As medical technology continues to evolve and new treatments are developed, manufacturers are now peddling ultra-expensive gene therapies that may not be covered by insurance. As America continues to grapple with its healthcare system, it begs the question–how will we pay for these revolutionary yet pricey therapies?
1. The Advent of Ultra-Costly Gene Therapies
The introduction of ultra-costly gene therapies has ushered in a new era of medicine and biotechnology. These groundbreaking treatments have the potential to cure or effectively treat a range of life-altering genetic diseases. The power of gene therapy comes from its ability to use a single treatment to reach far beyond what traditional therapies could ever hope to achieve.
One of the most notable advantages of these therapies is their potential to provide permanent solutions to inherited conditions. By using gene therapy to directly target the mutated genes that cause the disease, these treatments can work to correct the genetic mutation and potentially eliminate its effects. Additionally, gene therapies can offer the potential for improved quality of life and a longer lifespan for those afflicted by certain genetic illnesses.

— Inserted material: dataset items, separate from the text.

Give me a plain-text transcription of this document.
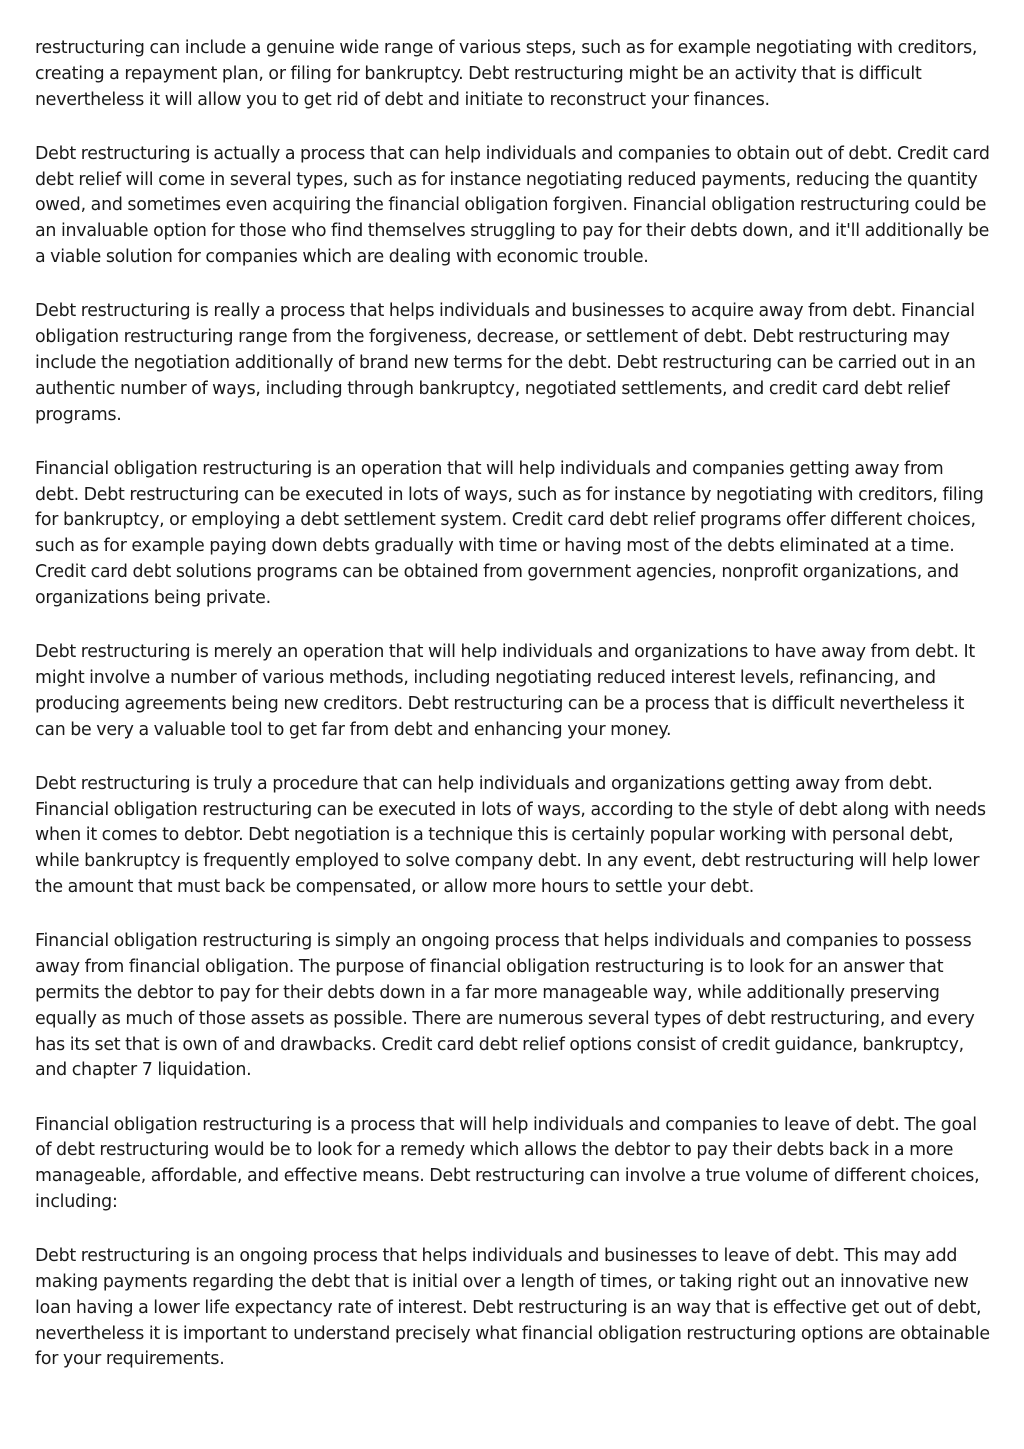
restructuring can include a genuine wide range of various steps, such as for example negotiating with creditors, creating a repayment plan, or filing for bankruptcy. Debt restructuring might be an activity that is difficult nevertheless it will allow you to get rid of debt and initiate to reconstruct your finances.

Debt restructuring is actually a process that can help individuals and companies to obtain out of debt. Credit card debt relief will come in several types, such as for instance negotiating reduced payments, reducing the quantity owed, and sometimes even acquiring the financial obligation forgiven. Financial obligation restructuring could be an invaluable option for those who find themselves struggling to pay for their debts down, and it'll additionally be a viable solution for companies which are dealing with economic trouble.

Debt restructuring is really a process that helps individuals and businesses to acquire away from debt. Financial obligation restructuring range from the forgiveness, decrease, or settlement of debt. Debt restructuring may include the negotiation additionally of brand new terms for the debt. Debt restructuring can be carried out in an authentic number of ways, including through bankruptcy, negotiated settlements, and credit card debt relief programs.

Financial obligation restructuring is an operation that will help individuals and companies getting away from debt. Debt restructuring can be executed in lots of ways, such as for instance by negotiating with creditors, filing for bankruptcy, or employing a debt settlement system. Credit card debt relief programs offer different choices, such as for example paying down debts gradually with time or having most of the debts eliminated at a time. Credit card debt solutions programs can be obtained from government agencies, nonprofit organizations, and organizations being private.

Debt restructuring is merely an operation that will help individuals and organizations to have away from debt. It might involve a number of various methods, including negotiating reduced interest levels, refinancing, and producing agreements being new creditors. Debt restructuring can be a process that is difficult nevertheless it can be very a valuable tool to get far from debt and enhancing your money.

Debt restructuring is truly a procedure that can help individuals and organizations getting away from debt. Financial obligation restructuring can be executed in lots of ways, according to the style of debt along with needs when it comes to debtor. Debt negotiation is a technique this is certainly popular working with personal debt, while bankruptcy is frequently employed to solve company debt. In any event, debt restructuring will help lower the amount that must back be compensated, or allow more hours to settle your debt.

Financial obligation restructuring is simply an ongoing process that helps individuals and companies to possess away from financial obligation. The purpose of financial obligation restructuring is to look for an answer that permits the debtor to pay for their debts down in a far more manageable way, while additionally preserving equally as much of those assets as possible. There are numerous several types of debt restructuring, and every has its set that is own of and drawbacks. Credit card debt relief options consist of credit guidance, bankruptcy, and chapter 7 liquidation.

Financial obligation restructuring is a process that will help individuals and companies to leave of debt. The goal of debt restructuring would be to look for a remedy which allows the debtor to pay their debts back in a more manageable, affordable, and effective means. Debt restructuring can involve a true volume of different choices, including:

Debt restructuring is an ongoing process that helps individuals and businesses to leave of debt. This may add making payments regarding the debt that is initial over a length of times, or taking right out an innovative new loan having a lower life expectancy rate of interest. Debt restructuring is an way that is effective get out of debt, nevertheless it is important to understand precisely what financial obligation restructuring options are obtainable for your requirements.
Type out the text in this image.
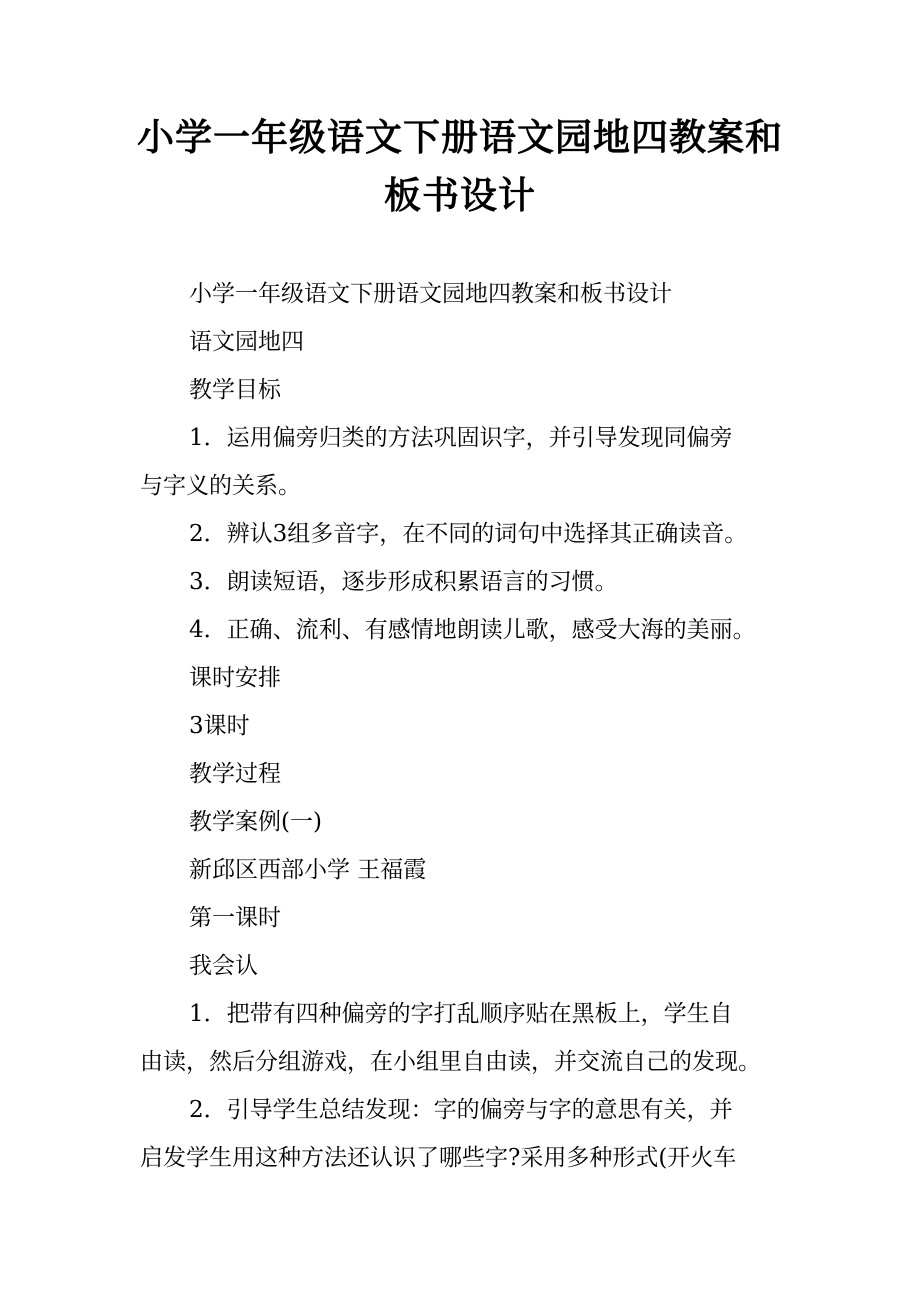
小学一年级语文下册语文园地四教案和
板书设计
小学一年级语文下册语文园地四教案和板书设计
语文园地四
教学目标
1．运用偏旁归类的方法巩固识字，并引导发现同偏旁
与字义的关系。
2．辨认3组多音字，在不同的词句中选择其正确读音。
3．朗读短语，逐步形成积累语言的习惯。
4．正确、流利、有感情地朗读儿歌，感受大海的美丽。
课时安排
3课时
教学过程
教学案例(一)
新邱区西部小学 王福霞
第一课时
我会认
1．把带有四种偏旁的字打乱顺序贴在黑板上，学生自
由读，然后分组游戏，在小组里自由读，并交流自己的发现。
2．引导学生总结发现：字的偏旁与字的意思有关，并
启发学生用这种方法还认识了哪些字?采用多种形式(开火车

The downside to gene therapies is their unthinkably prohibitive cost. Even with prices expected to come down as technology improves, most treatments still come with a hefty price tag. Despite this, gene therapy treatments offer a wide range of benefits that far outweigh the costs.
2. The Financial Challenges of Treating Rare Genetic Disorders
Treating rare genetic disorders has become the specialty of many medical teams, and unfortunately, the financial challenges associated with it can be considerable. In order for a patient to receive treatment, healthcare often needs to cover research done by rare disease experts and cover the costs of specialized medications and treatments.
These treatments or therapies can come at a high cost, with specialized drugs running into tens of thousands of dollars per year. In developing countries, where public support can be limited, the burden of paying for healthcare can largely fall on the family and patient. Furthermore, financing has to be adapted to suit the complexity of a genetic disorder–divided into patient care, rare disease research, and the search for new treatments and cures.
- Patient Care: Insurance plans can cover the costs of visits to the consulting doctor, scans, procedures, treatments, and medications.
- Research: Funding is required to improve diagnosis and treatments, as well as to search for cures.
- Innovations: This covers the costs associated with identifying and testing new treatments and drugs, and bringing them to the market.
The challenges of treating rare genetic disorders bring to light the importance of policy decisions when it comes to public funding and support for both patients and medical research in healthcare.
3. Prospects for Patients Using Gene Therapies in America
Gene therapies hold a great deal of potential for treating and managing many diseases. Currently, there are over 600 clinical trials underway in the United States for gene therapies, indicating a bright future for the field. Here are some highlights for patients to consider:
- The Food and Drug Administration (FDA) is expanding their review and approval process for gene therapies, making it easier for treatments to come onto the market.
- The United States leads the world in research and development of gene therapy treatments, with more groundbreaking work being conducted here than anywhere else.
- More and more insurance companies are beginning to cover gene therapy treatments, meaning that patients will be able to access them more easily.
The cost of gene therapies is a major factor to consider, however. The cost of treatments are currently very high and can easily reach several hundred thousand dollars. And since gene therapies are a new medical field, there is no precedent for what kind of coverage and reimbursement patients may receive from insurance companies. The research on gene therapies, reception of gene therapies by medical experts, and increasing affordability of treatments holds a lot of potential for a brighter future and greater access to treatments for patients.
4. Finding New Ways to Fund Expensive Genetic Treatments
Genetic treatments are often considered too expensive to fund through traditional means, but that doesn’t mean that patients are without options. Here we look at a few unique ways to find the funds for a much-needed treatment:
- Look for grants or scholarships specifically for genetic treatments that are often provided by non-profits.
- Crowdfunding is becoming an increasingly popular option for people looking for support for a specific cause. There are now a number of crowdfunding sites dedicated to helping people raise money for medical treatments.
- Look into government programs or your state/country’s benefits system to see if you qualify for any support.
- Research alternative therapies that may be covered by insurance.
- Look to see if your genetic therapy is eligible for payment plans, allowing you to spread the cost of treatment over a longer period.
Advocating for Change
While financial support can be essential, many believe that more needs to be done to make genetic treatments more readily accessible for everyone. As a starting point, you may want to get together with other people in your community who have a personal experience with genetic treatments to advocate for change.
Gene therapies are revolutionizing medicine and providing hope to millions of people suffering from disease, but they come with a hefty price that is creating an immense financial burden on countries like the US. US citizens may be forced to bear a significant chunk of the cost of these treatments, and America’s ability to make them widely available will be challenged if these financial obstacles go unsolved. Exorbitant prices have a way of finding a way to be paid, and America seems to have no escape from that path.